41. From perusal of all the judgments it has been consistently held rather a settled law that the action of revenue authorities cannot be held justified if they substitute another method of accounting on the assessee which in the instant case was imposing of percentage completion method on the assessee even when it has been consistently maintaining the regular books of accounts on mercantile basis u/s 145 of the Act adopting project completion method to account for the revenue and the revenue authorities have failed to bring forth any inconsistency in the books of accounts. The Assessing Officer in the instant case has merely applied the method of percentage completion adopted by the Developer JSM DPL and calculated the income of the assessee completely ignoring the fact that the assessee was merely the owner of land and he was entitled to 32% of saleable area only on completion of construction and the deadline of which was 60 Ashoka Hi-Tech Builders Pvt. Ltd ITA No.121/Ind/2016 &686/Ind/2016 months from the date of agreement i.e. from 1.4.2009. The Ld. A.O also ignored the fact that right to sale its share of constructed area with the assessee was only from April, 2014 onwards and the assessee has offered the revenue for taxation from F.Y 2014-15 onwards as and when the sale deed has been registered. As held by various courts as discussed above that the method of adopting project completion method is not ultra virus and the assessee is free to adopt either the percentage completion method or project completion method with the only rider that it should be consistently adopted and in case of any deviation the effect of profit or loss should be offered to tax as the case may be. Revenue has not disputed this fact that assessee has offered the impugned advances to tax in the subsequent years i.e. from financial year 2014-15 based on sale deed registered which proves that there has been no loss to the revenue. Mere postponement of tax as a result of method employed by assessee has not been viewed adversely by courts so long as the method is regularly and consistently employed as held by Hon’ble Apex Court in the case of Excel Industries Ltd (2013) 358 ITR 295.”

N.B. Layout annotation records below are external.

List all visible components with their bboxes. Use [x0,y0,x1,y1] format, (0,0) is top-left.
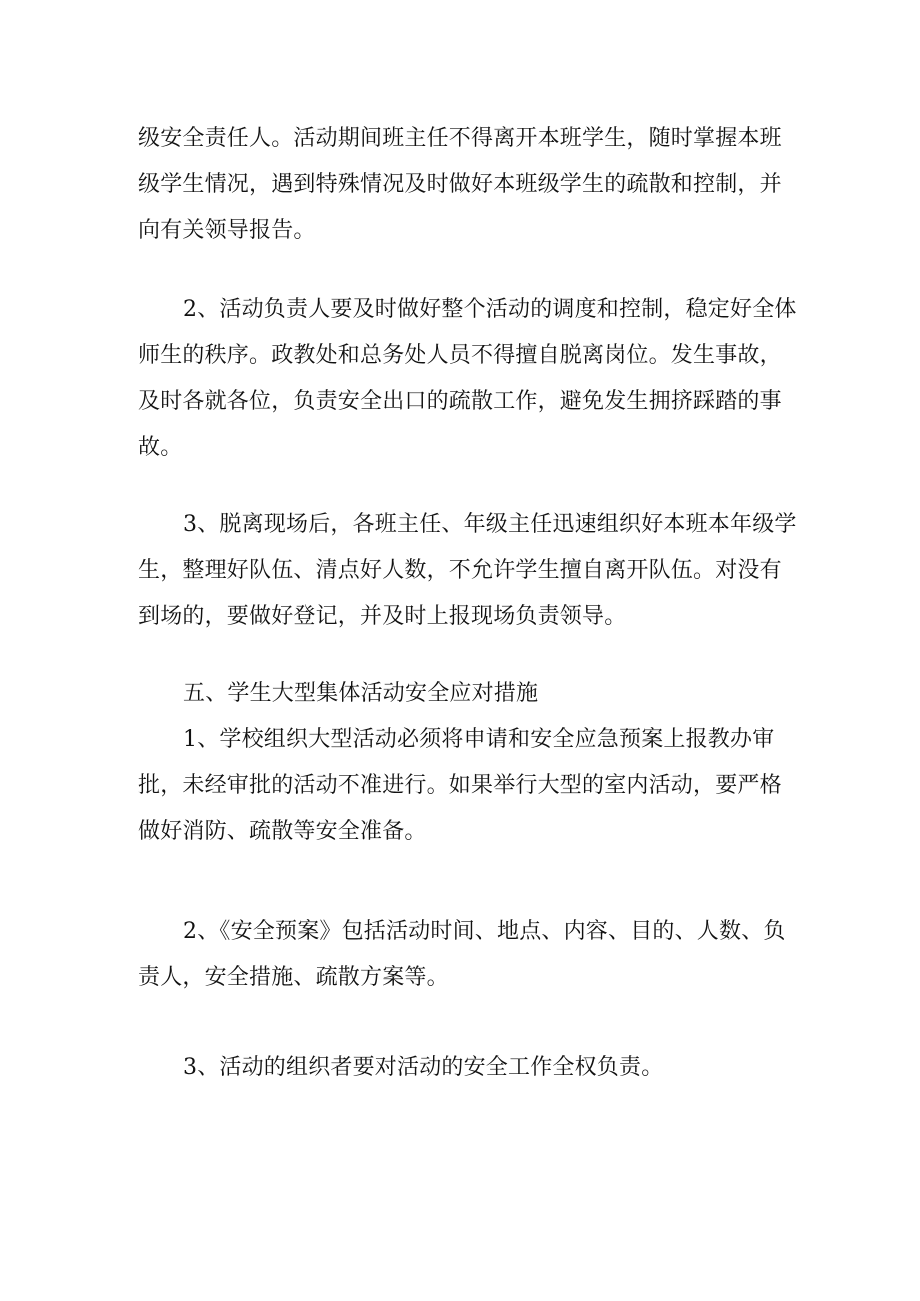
paragraph-line: 到场的，要做好登记，并及时上报现场负责领导。 [138,604,627,629]
paragraph-line: 2、《安全预案》包括活动时间、地点、内容、目的、人数、负 [183,919,786,944]
section-heading-five [138,671,788,717]
paragraph-line: 3、活动的组织者要对活动的安全工作全权负责。 [183,1055,664,1080]
paragraph-line: 3、脱离现场后，各班主任、年级主任迅速组织好本班本年级学 [183,512,797,537]
paragraph-line: 做好消防、疏散等安全准备。 [138,819,427,844]
paragraph-line: 故。 [138,435,183,460]
paragraph-line: 师生的秩序。政教处和总务处人员不得擅自脱离岗位。发生事故， [138,343,782,368]
paragraph-line: 生，整理好队伍、清点好人数，不允许学生擅自离开队伍。对没有 [138,558,782,583]
paragraph-class-teacher-duty [138,116,788,254]
section-heading: 五、学生大型集体活动安全应对措施 [183,681,539,706]
paragraph-line: 向有关领导报告。 [138,218,316,243]
paragraph-item-3-organizer [138,1045,788,1091]
paragraph-line: 批，未经审批的活动不准进行。如果举行大型的室内活动，要严格 [138,773,782,798]
paragraph-line: 1、学校组织大型活动必须将申请和安全应急预案上报教办审 [183,727,775,752]
paragraph-line: 级安全责任人。活动期间班主任不得离开本班学生，随时掌握本班 [138,126,782,151]
paragraph-item-3-after-evacuation [138,502,797,640]
paragraph-line: 2、活动负责人要及时做好整个活动的调度和控制，稳定好全体 [183,297,797,322]
paragraph-line: 及时各就各位，负责安全出口的疏散工作，避免发生拥挤踩踏的事 [138,389,782,414]
paragraph-line: 级学生情况，遇到特殊情况及时做好本班级学生的疏散和控制，并 [138,172,782,197]
paragraph-item-2-activity-leader [138,287,797,471]
paragraph-line: 责人，安全措施、疏散方案等。 [138,965,449,990]
paragraph-item-2-safety-plan [138,909,788,1001]
paragraph-item-1-approval [138,717,788,855]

5.5 Therefore, when the issue of examination of the identity, creditworthiness of the creditors and genuineness of the transactions was not subject matter of the limited scrutiny then the order of the AO cannot be held as erroneous so far as prejudicial to the interest of revenue on the ground that lack of inquiry. Accordingly by following various judgments cited above of Hon’ble High Courts as well as of this tribunal we hold that the impugned order of Pr. CIT passed u/s 263 is invalid for want of jurisdiction.

8.12 An issue which is not a point in limited scrutiny under CASS cannot be taken up in the proceeding u/s 263 as an appropriate remedy for such an issue was either the AO would have obtained the approval of the competent authority for expanding the limited scrutiny to the full scrutiny or the remedy if possible available u/s 147/148 of the Act. Therefore, in the facts and circumstances of the case as discussed above the impugned order of the Pr. CIT is not sustainable in law and the same is liable to be set aside. We order accordingly.

9. In the result, the appeal of the assessee is allowed.

Order pronounced in the open court on 25.07.2024.